As a result of this change, no family was allowed to share in the stores unless the man went out to the vessel, if he were able.

Peter Green further pointed out the value of Tristan as an inhabited island for ships badly in need of fresh food for their sick, and above all, as a base for the rescue of wrecked crews and passengers.

Between 1869 and 1883 there had been nine shipwrecks. A community of some twenty adult men, at most, had saved and cared for more than 200 persons — almost without recompense, and despite their own privations. They had made dangerous rescues in heavy seas in frail boats, which were sometimes old and condemned, bought from whalers.

'But for this,' he added, 'it is necessary to have a good boat's crew at Tristan.'

He little realized that before the year was out, his remark was to have a fateful echo.

The year 1885 became a grim legend. The potato crop failed — partly because of a blight and partly the plague of rats. The stores were gone. Ships had never been so rare. Everyone was underfed, threadbare and depressed.

In the early morning of November 28, a relieved shout of 'Sail ho!" rang over the Settlement at last. A large signal fire was hastily lighted. The sky was clear but the south-west wind was squally and the seas were rough and tumbling. However, the need for supplies was too urgent to resist, and the settlers rushed to collect livestock and curiosities and a few potatoes which they could not really spare. Fifteen men put out together. This time — which was unusual — they were all in one boat, the new lifeboat.

There are several versions of the happening.
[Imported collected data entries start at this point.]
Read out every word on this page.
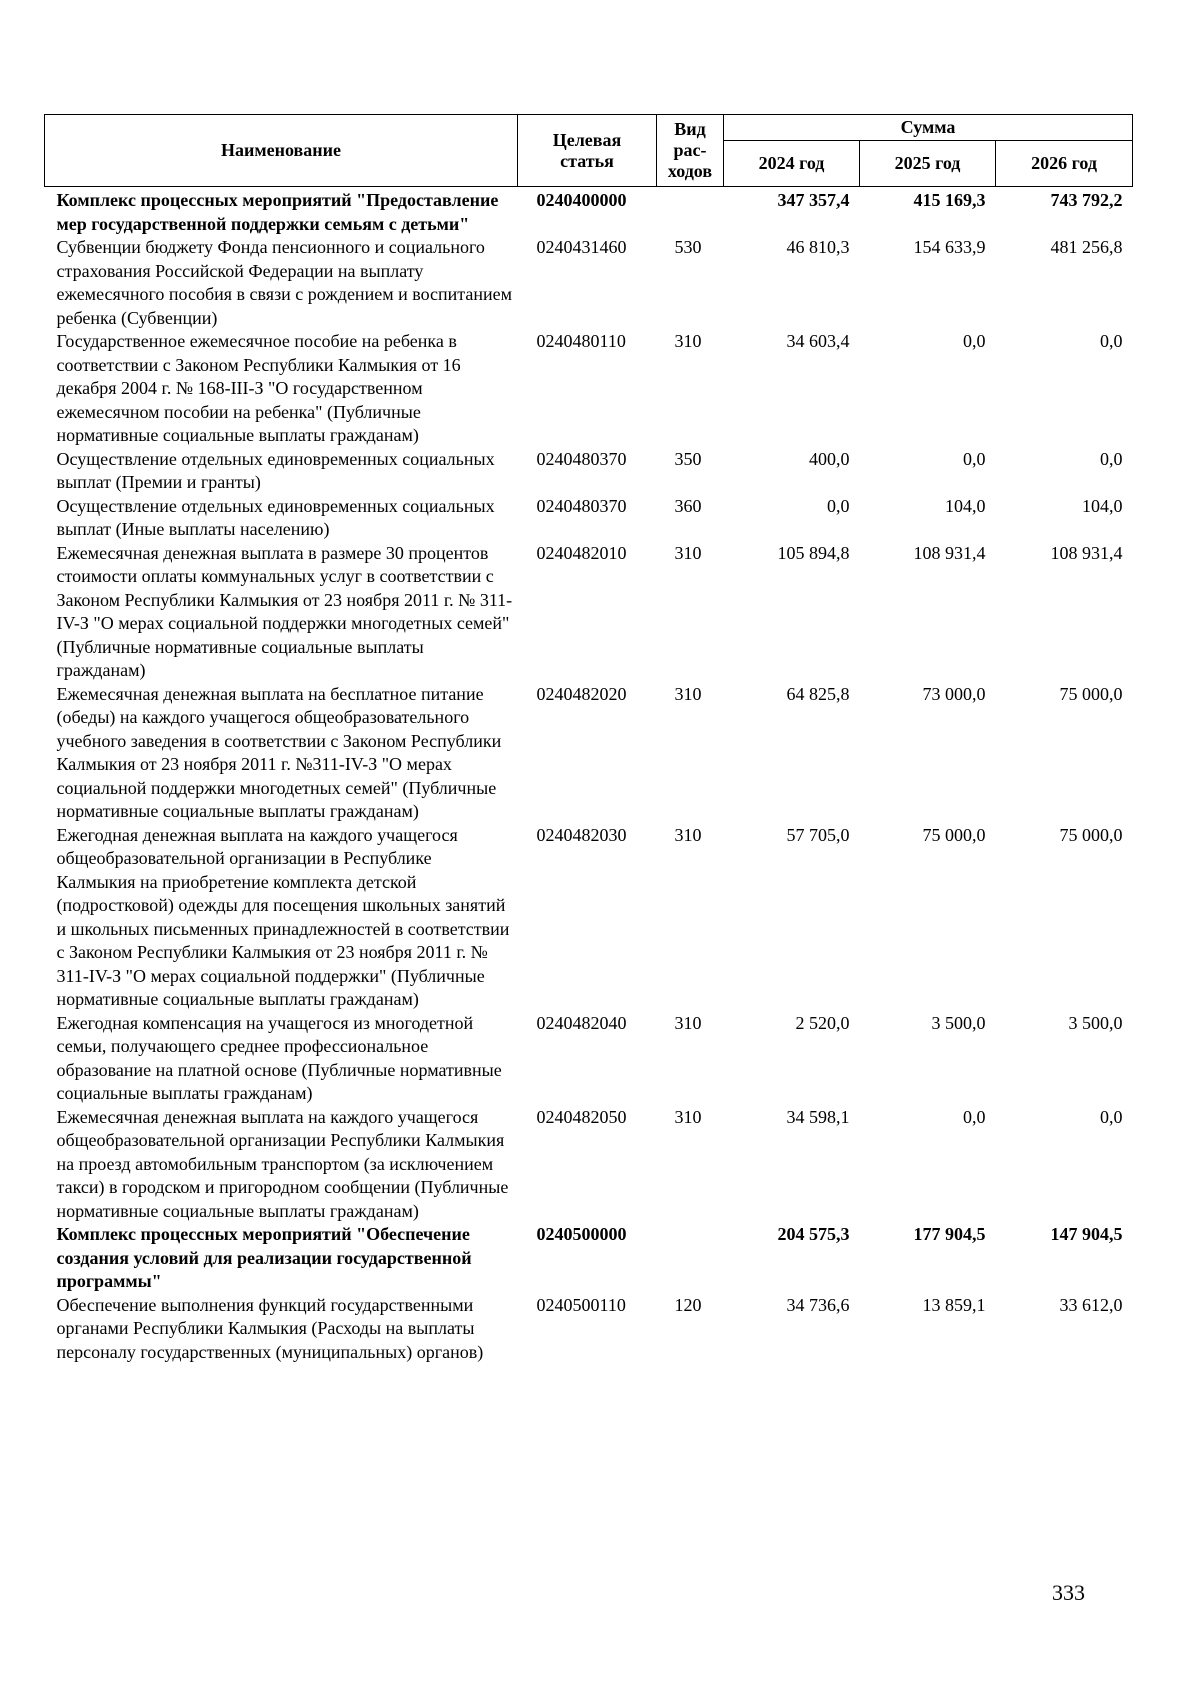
Наименование	Целевая статья	Вид рас-ходов	Сумма		
			2024 год	2025 год	2026 год
Комплекс процессных мероприятий "Предоставление мер государственной поддержки семьям с детьми"	0240400000		347 357,4	415 169,3	743 792,2
Субвенции бюджету Фонда пенсионного и социального страхования Российской Федерации на выплату ежемесячного пособия в связи с рождением и воспитанием ребенка (Субвенции)	0240431460	530	46 810,3	154 633,9	481 256,8
Государственное ежемесячное пособие на ребенка в соответствии с Законом Республики Калмыкия от 16 декабря 2004 г. № 168-III-З "О государственном ежемесячном пособии на ребенка" (Публичные нормативные социальные выплаты гражданам)	0240480110	310	34 603,4	0,0	0,0
Осуществление отдельных единовременных социальных выплат (Премии и гранты)	0240480370	350	400,0	0,0	0,0
Осуществление отдельных единовременных социальных выплат (Иные выплаты населению)	0240480370	360	0,0	104,0	104,0
Ежемесячная денежная выплата в размере 30 процентов стоимости оплаты коммунальных услуг в соответствии с Законом Республики Калмыкия от 23 ноября 2011 г. № 311-IV-З "О мерах социальной поддержки многодетных семей" (Публичные нормативные социальные выплаты гражданам)	0240482010	310	105 894,8	108 931,4	108 931,4
Ежемесячная денежная выплата на бесплатное питание (обеды) на каждого учащегося общеобразовательного учебного заведения в соответствии с Законом Республики Калмыкия от 23 ноября 2011 г. №311-IV-З "О мерах социальной поддержки многодетных семей" (Публичные нормативные социальные выплаты гражданам)	0240482020	310	64 825,8	73 000,0	75 000,0
Ежегодная денежная выплата на каждого учащегося общеобразовательной организации в Республике Калмыкия на приобретение комплекта детской (подростковой) одежды для посещения школьных занятий и школьных письменных принадлежностей в соответствии с Законом Республики Калмыкия от 23 ноября 2011 г. № 311-IV-З "О мерах социальной поддержки" (Публичные нормативные социальные выплаты гражданам)	0240482030	310	57 705,0	75 000,0	75 000,0
Ежегодная компенсация на учащегося из многодетной семьи, получающего среднее профессиональное образование на платной основе (Публичные нормативные социальные выплаты гражданам)	0240482040	310	2 520,0	3 500,0	3 500,0
Ежемесячная денежная выплата на каждого учащегося общеобразовательной организации Республики Калмыкия на проезд автомобильным транспортом (за исключением такси) в городском и пригородном сообщении (Публичные нормативные социальные выплаты гражданам)	0240482050	310	34 598,1	0,0	0,0
Комплекс процессных мероприятий "Обеспечение создания условий для реализации государственной программы"	0240500000		204 575,3	177 904,5	147 904,5
Обеспечение выполнения функций государственными органами Республики Калмыкия (Расходы на выплаты персоналу государственных (муниципальных) органов)	0240500110	120	34 736,6	13 859,1	33 612,0
333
A composite sketch can be drawn from the accounts of Peter Green; of the captain of the vessel — which was the iron barque West Riding, bound from Bristol to Sydney; and from the report of another British master who called a month later and questioned the island witnesses.

The families, anxiously peering from the cliff, said that they watched the lifeboat going alongside the ship about six miles off shore. Its  p121 captain took in sail and hove to, but did not allow the islanders to board. When the vessel stood out from the land, the boatmen kept rowing alongside for about four miles, doubtless hoping the skipper would relent. However, he callously dipped his ensign in the nautical symbol of farewell. The watchers on the island saw this signal, though they could not see their own boat.

After that, the men must have given up. But they had moved a long way to the leeward of the island, and could not sail or row back, helpless between the north-east current and the south-west wind. So they were driven farther and farther away.

Back on Tristan the women and children watched and waited all day and all night. They grew anxious, then alarmed, then terrified. Two parties set out around the island by land in either direction, hoping that the boat had managed to come in at some other beach. But they saw nothing but the empty reefs and the flocks of birds.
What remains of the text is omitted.